Speech recognition is not designed for completely hands-free operation; you'll get the best results if you use a combination of your voice and the mouse or keyboard. Also a consistent quality of speech results in the best results. When speaking to others, we usually understand from the context and environment even when whispered, shouted, or talking quickly or slowly. However, speech recognition understands words best when spoken to in a more predictable manner.

Speak in a consistent, level tone. Speaking too loudly or too softly makes it difficult for the computer to recognize what you've said.

Use a consistent rate, without speeding up and slowing down.

Speak without pausing between words; a phrase is easier for the computer to interpret than just one word. For example, the computer has a hard time understanding phrases such as, "This (pause) is (pause) another (pause) example (pause) sentence."

Start by working in a quiet environment so that the computer hears you instead of the sounds around you, and use a good quality microphone.
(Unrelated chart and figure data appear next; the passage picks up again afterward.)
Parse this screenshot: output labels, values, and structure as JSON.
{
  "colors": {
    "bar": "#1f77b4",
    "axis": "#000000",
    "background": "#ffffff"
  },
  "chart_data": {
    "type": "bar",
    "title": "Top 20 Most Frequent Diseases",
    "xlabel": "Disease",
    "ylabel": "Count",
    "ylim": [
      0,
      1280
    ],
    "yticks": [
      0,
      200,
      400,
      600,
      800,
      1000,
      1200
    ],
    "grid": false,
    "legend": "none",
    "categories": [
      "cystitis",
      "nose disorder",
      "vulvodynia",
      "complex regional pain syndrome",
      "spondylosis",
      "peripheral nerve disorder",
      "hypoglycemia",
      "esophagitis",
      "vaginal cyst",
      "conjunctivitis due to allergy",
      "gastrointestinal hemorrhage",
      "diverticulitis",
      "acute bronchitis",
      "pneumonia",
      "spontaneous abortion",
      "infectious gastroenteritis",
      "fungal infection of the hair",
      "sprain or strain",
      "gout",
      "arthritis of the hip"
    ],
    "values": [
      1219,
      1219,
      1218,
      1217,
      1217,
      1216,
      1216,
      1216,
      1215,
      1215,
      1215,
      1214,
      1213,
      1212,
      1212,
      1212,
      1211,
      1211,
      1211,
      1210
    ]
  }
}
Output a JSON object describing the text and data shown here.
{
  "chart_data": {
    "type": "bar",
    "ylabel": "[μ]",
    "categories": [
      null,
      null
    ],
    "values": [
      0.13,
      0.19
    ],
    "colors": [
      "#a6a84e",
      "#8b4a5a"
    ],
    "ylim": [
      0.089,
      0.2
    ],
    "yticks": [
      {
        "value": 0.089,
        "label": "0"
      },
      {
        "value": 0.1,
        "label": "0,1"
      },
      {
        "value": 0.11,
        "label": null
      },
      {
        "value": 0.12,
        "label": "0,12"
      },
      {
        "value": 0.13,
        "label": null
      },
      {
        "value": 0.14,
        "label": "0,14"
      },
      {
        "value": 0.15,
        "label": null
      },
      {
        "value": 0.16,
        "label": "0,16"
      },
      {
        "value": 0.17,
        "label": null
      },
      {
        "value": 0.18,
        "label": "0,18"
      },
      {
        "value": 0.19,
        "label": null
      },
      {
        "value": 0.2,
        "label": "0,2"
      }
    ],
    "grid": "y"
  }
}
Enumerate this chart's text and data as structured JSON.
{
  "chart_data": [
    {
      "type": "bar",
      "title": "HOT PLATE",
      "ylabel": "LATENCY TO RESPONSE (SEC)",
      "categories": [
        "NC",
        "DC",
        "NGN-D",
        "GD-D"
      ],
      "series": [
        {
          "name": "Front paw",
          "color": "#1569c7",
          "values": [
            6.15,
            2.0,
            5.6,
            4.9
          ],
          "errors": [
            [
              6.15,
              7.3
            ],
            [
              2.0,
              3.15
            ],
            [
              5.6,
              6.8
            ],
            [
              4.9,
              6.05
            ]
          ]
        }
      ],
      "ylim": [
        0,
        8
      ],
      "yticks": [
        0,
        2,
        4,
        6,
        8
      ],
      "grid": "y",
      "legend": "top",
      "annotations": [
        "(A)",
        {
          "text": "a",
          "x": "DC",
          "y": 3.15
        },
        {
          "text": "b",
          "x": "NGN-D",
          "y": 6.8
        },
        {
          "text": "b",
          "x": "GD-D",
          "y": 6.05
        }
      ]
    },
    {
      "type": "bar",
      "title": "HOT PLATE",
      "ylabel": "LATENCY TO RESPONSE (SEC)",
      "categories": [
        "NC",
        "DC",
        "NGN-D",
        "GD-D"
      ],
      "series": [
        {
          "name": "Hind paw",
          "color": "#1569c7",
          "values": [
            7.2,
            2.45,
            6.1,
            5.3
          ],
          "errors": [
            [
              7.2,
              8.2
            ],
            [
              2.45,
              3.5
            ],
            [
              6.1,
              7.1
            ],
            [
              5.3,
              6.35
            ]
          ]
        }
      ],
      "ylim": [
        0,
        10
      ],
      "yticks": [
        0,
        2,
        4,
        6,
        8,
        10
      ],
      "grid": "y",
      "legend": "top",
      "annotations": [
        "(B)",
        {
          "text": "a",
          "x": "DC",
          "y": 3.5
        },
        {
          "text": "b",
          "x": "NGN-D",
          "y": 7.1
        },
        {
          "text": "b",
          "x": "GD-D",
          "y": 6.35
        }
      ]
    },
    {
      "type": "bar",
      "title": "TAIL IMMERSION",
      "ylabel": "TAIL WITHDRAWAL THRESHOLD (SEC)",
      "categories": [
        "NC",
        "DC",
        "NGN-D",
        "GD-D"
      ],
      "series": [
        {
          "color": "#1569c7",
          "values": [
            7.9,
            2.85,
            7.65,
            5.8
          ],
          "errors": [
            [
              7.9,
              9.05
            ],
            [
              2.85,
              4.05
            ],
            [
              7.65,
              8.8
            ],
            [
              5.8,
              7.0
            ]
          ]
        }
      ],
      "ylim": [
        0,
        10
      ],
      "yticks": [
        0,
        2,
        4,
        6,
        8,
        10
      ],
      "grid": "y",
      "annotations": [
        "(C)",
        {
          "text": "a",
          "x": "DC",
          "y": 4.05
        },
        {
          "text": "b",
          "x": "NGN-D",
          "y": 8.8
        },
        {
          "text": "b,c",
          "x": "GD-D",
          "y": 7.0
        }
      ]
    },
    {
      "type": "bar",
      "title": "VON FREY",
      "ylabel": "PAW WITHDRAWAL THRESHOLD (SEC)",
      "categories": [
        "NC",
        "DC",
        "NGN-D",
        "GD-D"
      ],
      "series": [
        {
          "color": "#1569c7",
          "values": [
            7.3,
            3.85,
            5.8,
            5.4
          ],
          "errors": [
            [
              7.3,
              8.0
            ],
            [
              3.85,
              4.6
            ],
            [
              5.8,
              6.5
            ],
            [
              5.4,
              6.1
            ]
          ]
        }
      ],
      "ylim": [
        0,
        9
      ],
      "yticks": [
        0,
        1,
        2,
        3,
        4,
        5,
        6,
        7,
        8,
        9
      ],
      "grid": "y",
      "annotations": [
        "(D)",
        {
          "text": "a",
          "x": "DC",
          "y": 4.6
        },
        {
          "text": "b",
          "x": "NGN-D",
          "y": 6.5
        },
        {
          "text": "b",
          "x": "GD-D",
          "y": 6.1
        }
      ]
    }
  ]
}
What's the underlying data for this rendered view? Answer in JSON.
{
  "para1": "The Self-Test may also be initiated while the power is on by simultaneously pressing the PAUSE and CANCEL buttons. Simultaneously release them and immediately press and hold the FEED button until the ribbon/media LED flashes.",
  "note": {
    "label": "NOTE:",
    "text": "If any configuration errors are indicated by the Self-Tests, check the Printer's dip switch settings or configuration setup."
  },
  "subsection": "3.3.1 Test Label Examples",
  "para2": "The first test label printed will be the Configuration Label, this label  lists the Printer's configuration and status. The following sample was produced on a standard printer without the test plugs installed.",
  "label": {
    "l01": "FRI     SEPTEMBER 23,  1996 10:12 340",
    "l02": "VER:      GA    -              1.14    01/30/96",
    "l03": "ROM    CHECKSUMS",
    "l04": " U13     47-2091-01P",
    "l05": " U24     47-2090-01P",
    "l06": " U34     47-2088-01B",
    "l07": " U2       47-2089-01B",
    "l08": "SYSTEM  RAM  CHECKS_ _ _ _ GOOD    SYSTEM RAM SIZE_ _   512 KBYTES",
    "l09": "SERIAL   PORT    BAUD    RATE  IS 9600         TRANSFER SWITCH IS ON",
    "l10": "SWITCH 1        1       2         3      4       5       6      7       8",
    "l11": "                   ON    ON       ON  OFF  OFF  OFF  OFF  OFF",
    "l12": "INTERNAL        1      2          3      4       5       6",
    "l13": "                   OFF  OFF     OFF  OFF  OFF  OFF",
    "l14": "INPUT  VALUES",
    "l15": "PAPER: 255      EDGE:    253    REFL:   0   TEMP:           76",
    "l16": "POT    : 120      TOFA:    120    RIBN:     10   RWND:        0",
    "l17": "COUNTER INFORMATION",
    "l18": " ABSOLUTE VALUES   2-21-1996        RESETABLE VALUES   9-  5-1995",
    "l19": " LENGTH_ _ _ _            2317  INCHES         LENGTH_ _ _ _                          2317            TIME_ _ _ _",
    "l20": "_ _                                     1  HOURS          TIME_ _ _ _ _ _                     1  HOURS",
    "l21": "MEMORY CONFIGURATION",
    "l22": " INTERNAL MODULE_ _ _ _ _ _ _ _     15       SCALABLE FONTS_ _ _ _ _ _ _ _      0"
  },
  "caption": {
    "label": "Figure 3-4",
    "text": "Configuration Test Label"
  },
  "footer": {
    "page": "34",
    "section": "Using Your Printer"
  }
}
Keep the microphone in the same position; try not to move it around once it is adjusted.

Train your computer to recognize your voice by reading aloud the prepared training text in the Voice Training Wizard. Additional training increases speech recognition accuracy.

As you dictate, do not be concerned if you do not immediately see your words on the screen. Continue speaking and pause at the end of your thought. The computer will display the recognized text on the screen after it finishes processing your voice.

Pronounce words clearly, but do not separate each syllable in a word. For example, sounding out each syllable in "e-nun-ci-ate," will make it harder for the computer to recognize what you've said.